Salah satu keputusan fenomenal yang –baik
sengaja atau tidak- disalahpahami oleh sebagian orientalis dan musuh Islam
terkait dengan khalifah Utsman bin Affan ialah tentang istisyhād(red:
berkorban hingga syahid) di penghujung kepemimpinannya(tahun tiga puluh lima
hijriah). Pengorbanan yang dilakukan Utsman hingga nyawanya terenggut
pemberontak, dianggap sebagai bentuk kelembekan, kelemahan bahkan itu terjadi disebabkan
karena nepotisme yang dijalankannya. Padahal apa yang dilakukan Utsman bin
Affan sama sekali tidak seperti yang dituduhkan mereka. Paling tidak ada
beberapa hal yang menjelaskan masalah tersebut. Pertama, karakter Utsman
yang lemah lembut, tidak menghendaki terjadinya pertumpahan darah di antara
kaum muslimin(apa lagi pada waktu itu usianya sudah menginjak delapan puluhan
lebih). Kedua, berbeda dengan Umar(yang terkenal tegas), dalam
menyelesaikan masalah, Utsman begitu toleran dan cendrung menggunakan
pendekatan persuasif(pendekatan ini acap kali dimanfaatkan oleh
musuh-musuhnya). Ketiga, tuduhan bahwa Utsman melakukan nepotisme memang
terjadi, namun perlu digarisbawahi di sini apa yang dilakukannya bukanlah
nepotisme negatif, karena yang dia pilih berdasarkan spesifikasi keahlian yang
dimiliki. Contoh saja misalkan Mu`wiyah bin Abi Sufyan, ia tetap dijadikan
sebagai gubernur Damaskus karena pengalaman menjabat sejak masa Abu Bakar dan
Umar. Keempat, sebelum kejadian, ia bermimpi bertemu Rasulullah, dalam
mimpi itu ia diajak berbuka bersamanya. Secara tersirat ia menyadari bahwa hal
itu akan terjadi. Kelima, sejak jauh-jauh hari di waktu Rasulullah masih
hidup ia telah mendengar bahwa ia akan mati syahid.
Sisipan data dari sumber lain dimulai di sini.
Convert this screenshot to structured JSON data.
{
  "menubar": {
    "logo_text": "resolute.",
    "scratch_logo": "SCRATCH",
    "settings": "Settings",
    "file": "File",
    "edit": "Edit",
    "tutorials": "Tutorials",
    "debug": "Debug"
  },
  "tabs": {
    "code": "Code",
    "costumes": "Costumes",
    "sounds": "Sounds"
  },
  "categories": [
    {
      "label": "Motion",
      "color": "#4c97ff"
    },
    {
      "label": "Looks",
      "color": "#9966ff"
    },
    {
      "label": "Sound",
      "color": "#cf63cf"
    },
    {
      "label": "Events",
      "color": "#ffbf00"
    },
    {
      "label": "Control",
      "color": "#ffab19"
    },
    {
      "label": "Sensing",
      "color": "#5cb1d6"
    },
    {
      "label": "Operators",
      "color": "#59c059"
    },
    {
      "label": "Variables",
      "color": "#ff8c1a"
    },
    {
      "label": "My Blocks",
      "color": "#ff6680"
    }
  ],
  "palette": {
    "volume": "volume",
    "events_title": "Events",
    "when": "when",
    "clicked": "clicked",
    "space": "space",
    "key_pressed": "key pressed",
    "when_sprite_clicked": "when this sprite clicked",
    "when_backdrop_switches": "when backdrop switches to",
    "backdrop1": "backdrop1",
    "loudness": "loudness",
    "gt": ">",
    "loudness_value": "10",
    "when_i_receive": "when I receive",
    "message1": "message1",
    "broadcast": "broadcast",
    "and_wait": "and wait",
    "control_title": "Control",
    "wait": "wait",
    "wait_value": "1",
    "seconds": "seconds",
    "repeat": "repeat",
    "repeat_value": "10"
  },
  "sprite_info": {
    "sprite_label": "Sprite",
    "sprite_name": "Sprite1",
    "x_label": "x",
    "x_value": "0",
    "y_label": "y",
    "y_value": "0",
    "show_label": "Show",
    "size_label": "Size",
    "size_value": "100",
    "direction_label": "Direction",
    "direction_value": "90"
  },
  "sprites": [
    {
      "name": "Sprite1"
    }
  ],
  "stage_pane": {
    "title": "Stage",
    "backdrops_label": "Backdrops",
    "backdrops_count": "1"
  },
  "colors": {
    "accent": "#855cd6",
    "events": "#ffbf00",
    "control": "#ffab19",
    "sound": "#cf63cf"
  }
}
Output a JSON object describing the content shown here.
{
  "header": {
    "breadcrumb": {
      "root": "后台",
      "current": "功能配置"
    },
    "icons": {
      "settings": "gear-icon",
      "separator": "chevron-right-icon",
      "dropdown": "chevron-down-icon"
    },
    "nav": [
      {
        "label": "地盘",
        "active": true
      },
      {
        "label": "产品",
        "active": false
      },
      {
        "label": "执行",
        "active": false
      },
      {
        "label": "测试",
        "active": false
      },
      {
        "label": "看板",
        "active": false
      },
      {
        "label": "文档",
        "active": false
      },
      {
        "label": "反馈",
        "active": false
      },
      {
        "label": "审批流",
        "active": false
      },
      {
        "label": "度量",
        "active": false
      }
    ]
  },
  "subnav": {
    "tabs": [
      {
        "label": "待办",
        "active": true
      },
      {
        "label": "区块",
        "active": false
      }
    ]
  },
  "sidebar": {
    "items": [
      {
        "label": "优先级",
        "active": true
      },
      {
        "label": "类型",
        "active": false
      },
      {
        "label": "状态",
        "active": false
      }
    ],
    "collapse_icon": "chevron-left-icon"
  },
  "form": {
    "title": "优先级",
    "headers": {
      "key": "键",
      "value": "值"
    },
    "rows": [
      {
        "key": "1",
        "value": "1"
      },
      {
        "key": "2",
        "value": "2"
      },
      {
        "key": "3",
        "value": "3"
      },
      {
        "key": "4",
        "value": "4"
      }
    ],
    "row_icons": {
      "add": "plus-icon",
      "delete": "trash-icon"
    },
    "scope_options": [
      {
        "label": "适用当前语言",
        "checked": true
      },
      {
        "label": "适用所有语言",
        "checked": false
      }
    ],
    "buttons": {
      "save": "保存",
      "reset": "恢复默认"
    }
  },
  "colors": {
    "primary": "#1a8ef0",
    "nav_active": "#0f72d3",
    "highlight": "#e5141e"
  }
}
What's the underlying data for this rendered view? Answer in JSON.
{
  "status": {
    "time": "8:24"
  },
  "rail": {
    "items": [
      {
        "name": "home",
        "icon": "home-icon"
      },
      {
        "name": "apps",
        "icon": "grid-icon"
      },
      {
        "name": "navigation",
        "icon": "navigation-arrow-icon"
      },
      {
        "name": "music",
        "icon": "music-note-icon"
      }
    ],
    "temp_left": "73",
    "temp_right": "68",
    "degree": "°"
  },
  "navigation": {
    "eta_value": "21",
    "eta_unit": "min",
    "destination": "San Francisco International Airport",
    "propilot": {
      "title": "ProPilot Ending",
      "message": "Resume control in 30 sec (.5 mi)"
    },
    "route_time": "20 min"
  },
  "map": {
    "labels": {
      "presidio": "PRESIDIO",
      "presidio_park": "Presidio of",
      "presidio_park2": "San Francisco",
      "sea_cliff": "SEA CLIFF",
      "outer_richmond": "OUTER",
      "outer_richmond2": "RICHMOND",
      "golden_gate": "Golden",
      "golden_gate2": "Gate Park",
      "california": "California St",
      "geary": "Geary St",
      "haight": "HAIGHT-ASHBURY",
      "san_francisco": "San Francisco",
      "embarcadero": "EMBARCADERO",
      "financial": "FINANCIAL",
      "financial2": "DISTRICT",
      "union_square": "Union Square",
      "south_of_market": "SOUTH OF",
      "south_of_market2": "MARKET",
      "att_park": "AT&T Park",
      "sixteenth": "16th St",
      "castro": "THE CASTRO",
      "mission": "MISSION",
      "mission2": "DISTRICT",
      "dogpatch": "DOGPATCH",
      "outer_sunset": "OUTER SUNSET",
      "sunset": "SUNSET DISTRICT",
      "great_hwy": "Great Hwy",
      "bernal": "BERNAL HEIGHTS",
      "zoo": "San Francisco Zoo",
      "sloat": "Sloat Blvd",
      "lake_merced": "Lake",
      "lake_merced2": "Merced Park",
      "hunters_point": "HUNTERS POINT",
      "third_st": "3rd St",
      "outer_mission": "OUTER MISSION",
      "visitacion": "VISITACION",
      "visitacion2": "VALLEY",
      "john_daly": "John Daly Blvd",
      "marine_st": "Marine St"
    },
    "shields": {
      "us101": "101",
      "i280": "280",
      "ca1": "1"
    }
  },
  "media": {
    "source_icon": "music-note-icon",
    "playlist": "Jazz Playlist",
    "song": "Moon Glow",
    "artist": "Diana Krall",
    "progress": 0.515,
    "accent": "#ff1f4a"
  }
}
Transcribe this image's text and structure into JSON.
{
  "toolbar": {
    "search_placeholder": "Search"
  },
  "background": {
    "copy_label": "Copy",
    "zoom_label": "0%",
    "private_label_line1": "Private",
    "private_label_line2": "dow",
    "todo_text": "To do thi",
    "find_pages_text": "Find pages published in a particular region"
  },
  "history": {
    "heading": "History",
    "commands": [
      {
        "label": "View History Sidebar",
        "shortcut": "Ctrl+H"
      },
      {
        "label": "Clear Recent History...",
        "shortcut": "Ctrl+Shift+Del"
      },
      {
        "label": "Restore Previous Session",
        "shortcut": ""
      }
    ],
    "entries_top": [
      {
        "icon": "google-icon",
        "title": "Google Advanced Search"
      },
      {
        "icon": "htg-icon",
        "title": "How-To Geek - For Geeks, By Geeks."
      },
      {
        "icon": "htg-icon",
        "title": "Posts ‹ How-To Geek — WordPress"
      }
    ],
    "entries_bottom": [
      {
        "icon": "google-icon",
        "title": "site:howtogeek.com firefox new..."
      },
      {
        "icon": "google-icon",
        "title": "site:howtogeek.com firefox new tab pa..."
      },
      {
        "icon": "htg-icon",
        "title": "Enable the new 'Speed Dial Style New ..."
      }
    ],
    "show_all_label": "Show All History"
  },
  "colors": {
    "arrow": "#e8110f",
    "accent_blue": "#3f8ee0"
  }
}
Bila dianalisis lebih mendalam apa
yang dilakukan Utsman memiliki porsi kebenarannya. Pasalnya, pada masanya Islam
begitu tersebar luas di berbagai penjuru negeri. Sudah menjadi maklum jika
wilayah semakin luas, maka tingkat kompleksitas masalahnya juga akan bertambah
besar. Para sahabat kenamaan pun pada masanya diizinkan untuk menyebar di
seluruh pelosok negeri(berbeda dengan zaman Umar yang mempertahankan para sahabat
besar untuk dijadikan mitra musyawarah). Belum lagi luasnya negara yang
demikian besar berpusat di Madinah yang waktu itu –bila dibandingkan dengan
wilayah-wilayah lain- terbilang kecil dan tidak memiliki pertahanan dan militer
yang kuat. Sebenarnya sempat juga Muawiyah menawarkan padanya agar memindahkan
ibu kota negara ke Damaskus, karena dirasa di sana lebih aman daripada Madinah.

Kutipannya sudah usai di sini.